Thursday, October 21, 2021

Breaking the back of the backlog

So I said in the last post that I'd try and do some posts to cover some of the more interesting finds from this year as I go through my various batches of samples.

First up is this staph I found. It was the only one of its type in the tube and so I decided to take a closer look. It was taken in the Suffolk Brecks and when I pootered it from a tray of suction sample, I assumed it would be a Xantholinus, it had that small and sinuous look to it. It came from an area where the dry heath was transitioning into a more damp area before becoming a reedy pond edge.

A quick look and it was obvious that it didn't have the overlapping elytra and given size, tarsal shape and the fact that it has lines of six punctures on the pronotum, this was a species of Gabrius.

There are 12 species of Gabrius recorded in the UK and are initially split on the number of dorsal punctures on the pronotum. Five or six.

This has six and with it being less than 5.5mm in length leaves us with 8 species (having removed astutoides, exiguus, osseticus and splendidulus). 

The next bits in the key all relate to the aedeagus and luckily this individual was a male so I whipped it out and had a look down the microscope.

The paramere is partly visible in the above image but is bi-lobed and not rounded or emarginated.
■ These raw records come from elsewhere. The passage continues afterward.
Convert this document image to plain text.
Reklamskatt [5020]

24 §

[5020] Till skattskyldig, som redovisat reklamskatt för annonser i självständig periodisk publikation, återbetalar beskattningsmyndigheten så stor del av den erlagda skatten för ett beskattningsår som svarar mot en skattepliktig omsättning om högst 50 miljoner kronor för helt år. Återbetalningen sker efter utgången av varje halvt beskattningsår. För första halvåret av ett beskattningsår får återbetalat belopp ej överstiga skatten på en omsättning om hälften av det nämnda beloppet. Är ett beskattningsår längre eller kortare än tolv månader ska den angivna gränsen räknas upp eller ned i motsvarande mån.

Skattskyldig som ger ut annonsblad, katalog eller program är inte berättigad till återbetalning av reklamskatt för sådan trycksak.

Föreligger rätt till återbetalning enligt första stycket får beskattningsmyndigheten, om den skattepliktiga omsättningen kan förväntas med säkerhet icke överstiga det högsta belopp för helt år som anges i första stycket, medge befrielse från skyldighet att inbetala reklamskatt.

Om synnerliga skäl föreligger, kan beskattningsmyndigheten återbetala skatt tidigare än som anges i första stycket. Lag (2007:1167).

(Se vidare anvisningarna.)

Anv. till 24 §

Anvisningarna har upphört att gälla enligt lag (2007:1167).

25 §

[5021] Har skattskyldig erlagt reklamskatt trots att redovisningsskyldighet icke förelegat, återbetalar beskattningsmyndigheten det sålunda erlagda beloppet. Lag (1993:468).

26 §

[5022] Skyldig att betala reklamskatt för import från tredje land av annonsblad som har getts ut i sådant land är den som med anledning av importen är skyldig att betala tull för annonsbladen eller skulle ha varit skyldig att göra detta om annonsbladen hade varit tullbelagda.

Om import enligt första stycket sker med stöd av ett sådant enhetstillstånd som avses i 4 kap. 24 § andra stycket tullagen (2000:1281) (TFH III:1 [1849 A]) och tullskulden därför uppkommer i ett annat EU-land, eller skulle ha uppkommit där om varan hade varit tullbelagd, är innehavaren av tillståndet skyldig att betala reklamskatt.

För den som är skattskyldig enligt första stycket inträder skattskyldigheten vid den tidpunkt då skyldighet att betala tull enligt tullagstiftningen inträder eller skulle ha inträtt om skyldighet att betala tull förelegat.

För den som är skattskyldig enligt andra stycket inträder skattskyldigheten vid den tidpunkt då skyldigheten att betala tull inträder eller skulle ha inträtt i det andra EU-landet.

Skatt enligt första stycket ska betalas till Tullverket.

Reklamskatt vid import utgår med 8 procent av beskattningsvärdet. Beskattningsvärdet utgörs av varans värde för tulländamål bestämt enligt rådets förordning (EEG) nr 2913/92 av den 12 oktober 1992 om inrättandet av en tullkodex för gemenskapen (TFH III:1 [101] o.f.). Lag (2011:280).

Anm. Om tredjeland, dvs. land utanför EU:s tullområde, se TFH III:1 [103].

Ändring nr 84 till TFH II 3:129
The median lobe (the main bit you can see above) is very slightly truncate at the tip and the bit that extends beyond the paramere is about equal to the length of the paramere.

This gets you to two species velox and keysianus. The narrow tip to the median lobe makes this keysianus. Brilliant, except that when i look at the text for that species in Lott and Anderson it says that this species is found on south and west coasts from Kent to Galloway on sandy pond margins by the coast. Nowhere near west Suffolk!

So I had a look on NBN and it turns out that Steve Lane found a small number of these at a site in Norfolk back in 2014 so it would seem that this species is present but probably not in too many places. This individual may well have been moving away from the pond edge towards somewhere a bit safer to hold up for the winter. A nice species to find and to add a tiny bit of knowledge to its distribution.  Also looks like this may be a first for Suffolk too.

The NBN map for Gabrius keysianus. Note lone East Anglian dot.